In Manifest V3, the ability to execute arbitrary strings of code was removed. Developers must use file-based scripts instead.

Example:

chrome.scripting.executeScript({
  target: { tabId: tab.id },
  files: ['changeBackground.js']
});

Reason for Change:

This change improves security by reducing the risk of code injection attacks. Executing arbitrary strings of code can be risky, because it's harder to control what's being executed. By requiring file-based scripts, Manifest V3 ensures that only known scripts that are part of the extension package can be executed.

The disadvantage is that developers can no longer execute dynamic scripts and need to manage a larger number of script files.

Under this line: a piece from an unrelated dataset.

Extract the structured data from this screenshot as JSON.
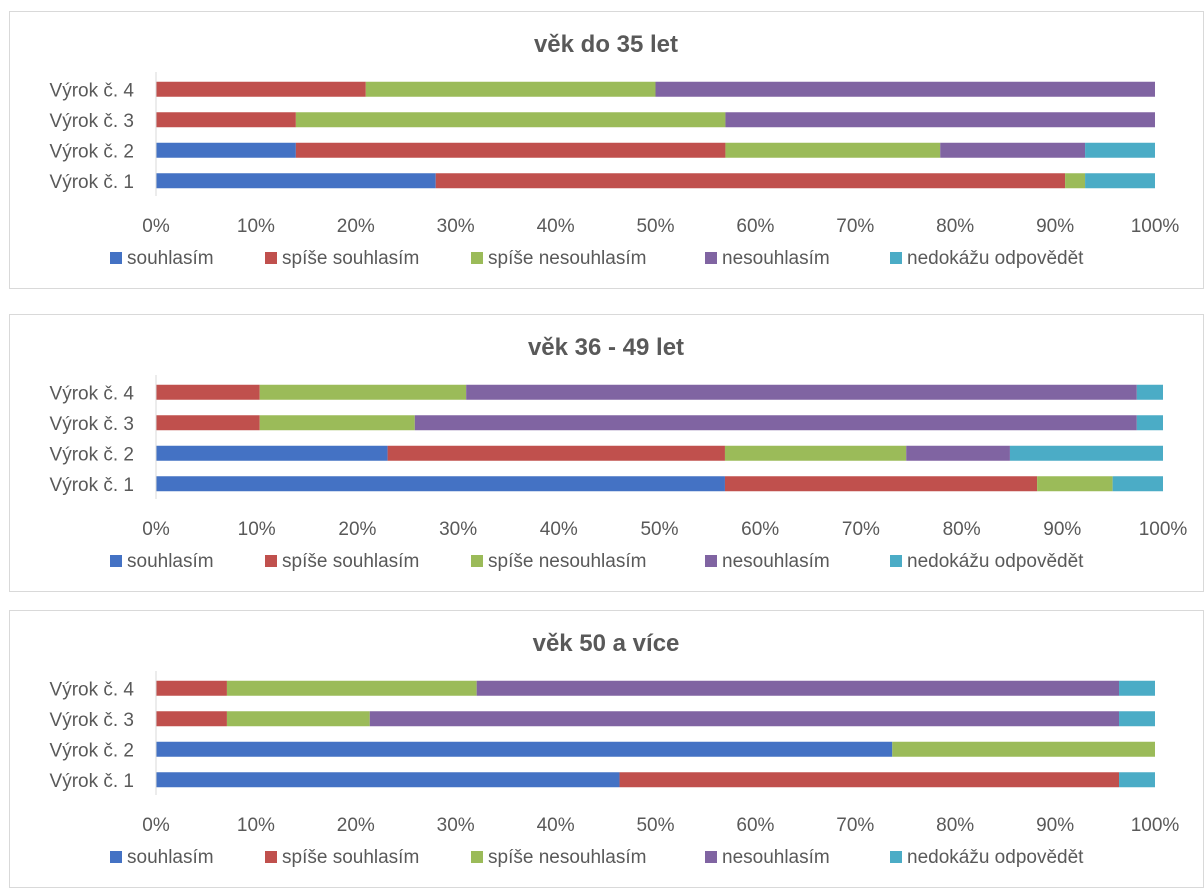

6. Declarative Net Request API:

Manifest V2:

In Manifest V2, developers could use the chrome.webRequest API to intercept network requests and modify, redirect, or block them.

Example:

chrome.webRequest.onBeforeRequest.addListener(
  function(details) { return {cancel: true}; },
  {urls: ["*://*.example.com/*"]},
  ["blocking"]
);

Manifest V3:

In Manifest V3, the chrome.webRequest API is replaced by the chrome.declarativeNetRequest API for most uses. This API allows developers to declare what should be done with network requests in advance, rather than requiring runtime scripts to intercept each request.

Example:

"permissions": ["declarativeNetRequest"],
"declarative_net_request": {
  "rule_resources": ["rules.json"]
}

And in rules.json:

{
  "id": 1,
  "priority": 1,
  "action":

{ "type": "block" },
  "condition": {
    "urlFilter": "example.com",
    "resourceTypes": ["main_frame"],
    "domains": ["example.com"],
    "domainType": "equal"
  }
}

Reason for Change:

The change from webRequest to declarativeNetRequest improves performance and privacy. With webRequest, all requests from the browser had to be sent through the extension, potentially causing slowdowns and privacy issues. With declarativeNetRequest, Chrome can handle requests in the browser without needing to send them to the extension, resulting in better performance and more privacy.

The disadvantage is that declarativeNetRequest is less flexible than webRequest, as it doesn't allow dynamic modification of network requests. This could limit the functionality of some types of extensions, such as privacy or security extensions that need fine-grained control over network requests.

7. Isolated Worlds and Scripting API:

Manifest V2:

In Manifest V2, content scripts ran in an "isolated world" within the page's environment, with access to the DOM but not to JavaScript variables or functions defined by the page or by other content scripts.

Example:

var divs = document.querySelectorAll('div');
console.log(divs.length);

Manifest V3:

In Manifest V3, the new chrome.scripting API provides a more explicit way to execute scripts in different contexts.

Example:

chrome.scripting.executeScript({
  target: { tabId: tab.id },
  function: () => {
    var divs = document.querySelectorAll('div');
    console.log(divs.length);
  }
});

Reason for Change:

The new chrome.scripting API improves security and clarity. By explicitly specifying the context in which a script is to be run, it helps to avoid potential security issues that could arise from the unclear boundaries between different contexts in a page.

However, the new chrome.scripting API is more verbose and requires a different way of thinking about how scripts interact with web pages.

Overall, the shift from Manifest V2 to V3 brings more security, privacy, and performance at the cost of some flexibility and complexity.